The Union Cabinet, chaired by Prime Minister Narendra Modi, has approved four new semiconductor manufacturing projects worth Rs 4,600 crore under the India Semiconductor Mission (ISM). This development raises the total number of sanctioned semiconductor projects to ten, with combined investments of about Rs 1.60 lakh crore across six states.

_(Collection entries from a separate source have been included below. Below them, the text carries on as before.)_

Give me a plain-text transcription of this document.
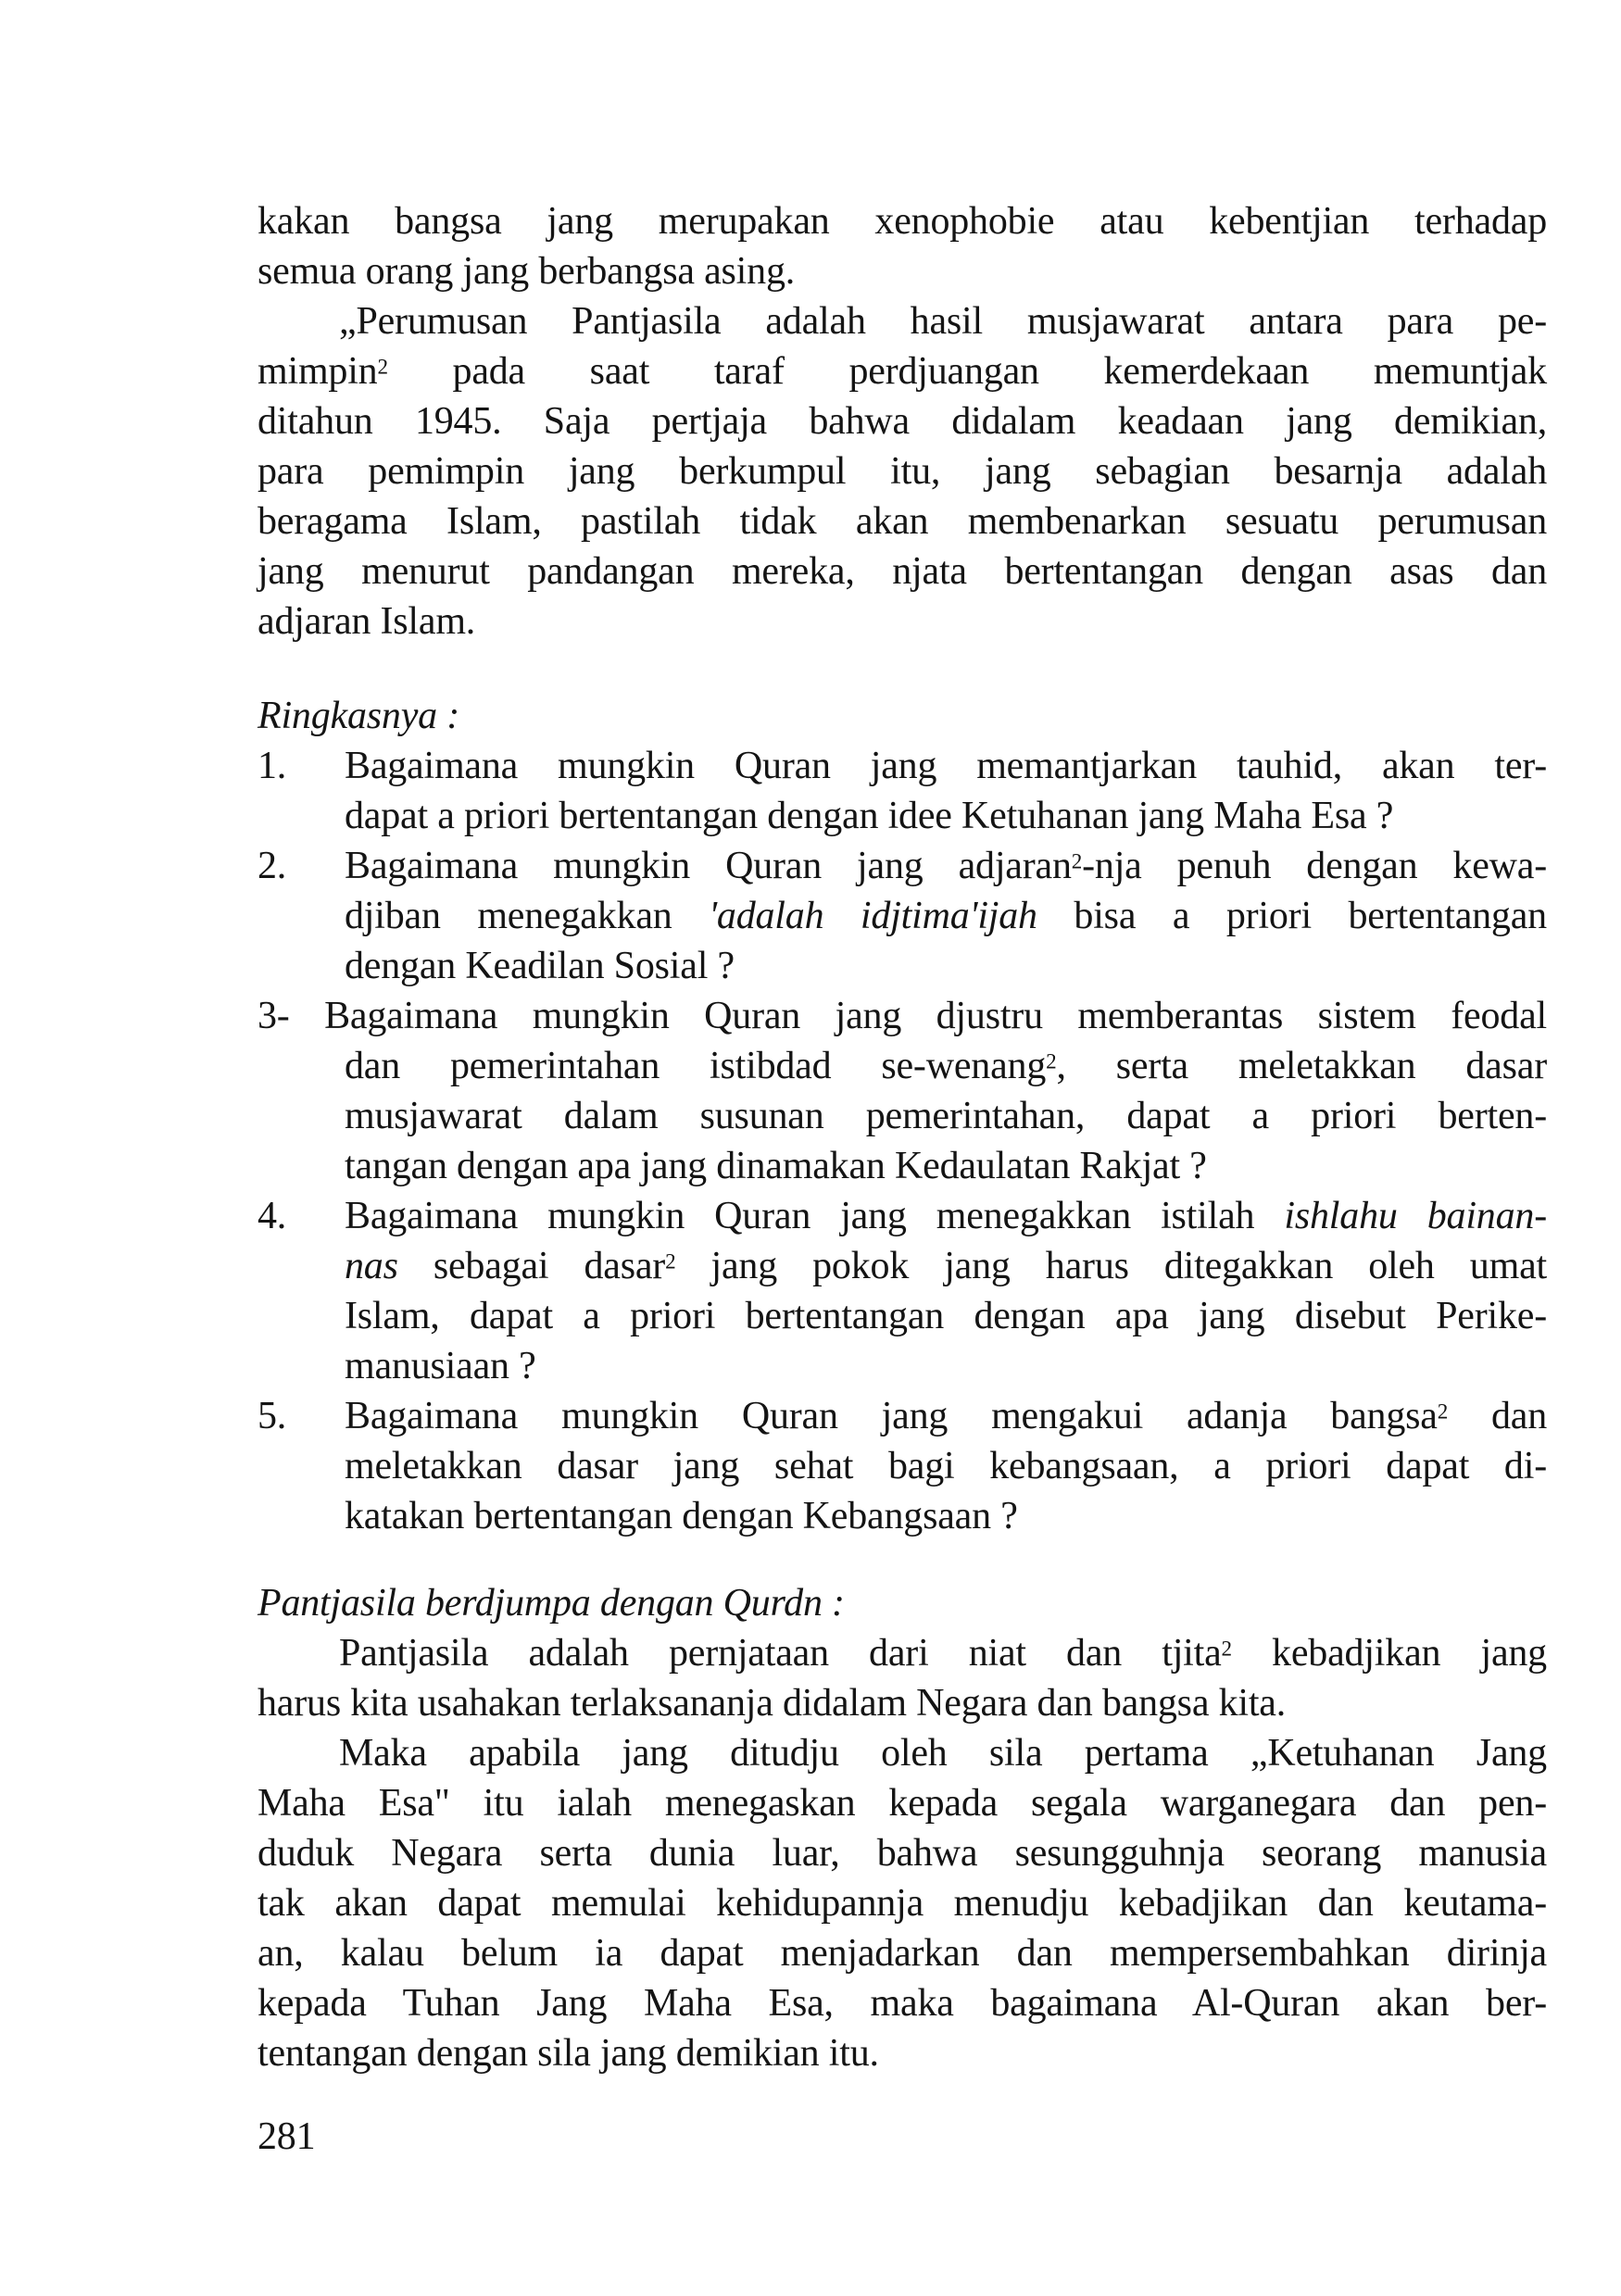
kakan bangsa jang merupakan xenophobie atau kebentjian terhadap
semua orang jang berbangsa asing.
„Perumusan Pantjasila adalah hasil musjawarat antara para pe-
mimpin$^2$ pada saat taraf perdjuangan kemerdekaan memuntjak
ditahun 1945. Saja pertjaja bahwa didalam keadaan jang demikian,
para pemimpin jang berkumpul itu, jang sebagian besarnja adalah
beragama Islam, pastilah tidak akan membenarkan sesuatu perumusan
jang menurut pandangan mereka, njata bertentangan dengan asas dan
adjaran Islam.
Ringkasnya :
1. Bagaimana mungkin Quran jang memantjarkan tauhid, akan ter-
dapat a priori bertentangan dengan idee Ketuhanan jang Maha Esa ?
2. Bagaimana mungkin Quran jang adjaran$^2$-nja penuh dengan kewa-
djiban menegakkan 'adalah idjtima'ijah bisa a priori bertentangan
dengan Keadilan Sosial ?
3- Bagaimana mungkin Quran jang djustru memberantas sistem feodal
dan pemerintahan istibdad se-wenang$^2$, serta meletakkan dasar
musjawarat dalam susunan pemerintahan, dapat a priori berten-
tangan dengan apa jang dinamakan Kedaulatan Rakjat ?
4. Bagaimana mungkin Quran jang menegakkan istilah ishlahu bainan-
nas sebagai dasar$^2$ jang pokok jang harus ditegakkan oleh umat
Islam, dapat a priori bertentangan dengan apa jang disebut Perike-
manusiaan ?
5. Bagaimana mungkin Quran jang mengakui adanja bangsa$^2$ dan
meletakkan dasar jang sehat bagi kebangsaan, a priori dapat di-
katakan bertentangan dengan Kebangsaan ?
Pantjasila berdjumpa dengan Qurdn :
Pantjasila adalah pernjataan dari niat dan tjita$^2$ kebadjikan jang
harus kita usahakan terlaksananja didalam Negara dan bangsa kita.
Maka apabila jang ditudju oleh sila pertama „Ketuhanan Jang
Maha Esa" itu ialah menegaskan kepada segala warganegara dan pen-
duduk Negara serta dunia luar, bahwa sesungguhnja seorang manusia
tak akan dapat memulai kehidupannja menudju kebadjikan dan keutama-
an, kalau belum ia dapat menjadarkan dan mempersembahkan dirinja
kepada Tuhan Jang Maha Esa, maka bagaimana Al-Quran akan ber-
tentangan dengan sila jang demikian itu.
281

The newly approved projects are from SiCSem, Continental Device India Private Limited (CDIL), 3D Glass Solutions Inc., and Advanced System in Package (ASIP) Technologies. They will set up facilities in Odisha, Punjab, and Andhra Pradesh, aiming to meet the rising demand from telecom, automotive, data centres, consumer electronics, and industrial sectors.
Key projects include:
SiCSem Private Limited in collaboration with Clas-SiC Wafer Fab Ltd. (UK) will build India’s first commercial Silicon Carbide (SiC) compound semiconductor fabrication unit in Bhubaneswar, Odisha. It will have an annual capacity of 60,000 wafers and 96 million packaging units for applications in defence, electric vehicles, railways, data centres, consumer appliances, and solar inverters.
3D Glass Solutions Inc. will establish an advanced packaging and embedded glass substrate unit in Bhubaneswar, featuring 3D heterogeneous integration technology. It will have an annual capacity of 69,600 glass panel substrates and 50 million assembled units, catering to defence, AI, high-performance computing, automotive, and photonics.
ASIP Technologies, in partnership with APACT Co. Ltd. from South Korea, will set up a plant in Andhra Pradesh with an annual output of 96 million units for mobile devices, set-top boxes, automotive electronics, and other consumer products.
Continental Device India Private Limited (CDIL) will expand its semiconductor manufacturing facility in Mohali, Punjab, to produce 158 million units annually. The expansion will focus on high-power devices such as MOSFETs, IGBTs, Schottky diodes, and transistors for EVs, renewable energy, power conversion, and communications.
These projects are expected to directly create over 2,000 skilled jobs and many more indirect employment opportunities. They align with India’s strategy to strengthen its semiconductor manufacturing base, complementing the government’s ongoing support for chip design, R&D, and talent development programs that have already engaged over 278 academic institutions and 72 startups, and trained more than 60,000 students for industry needs.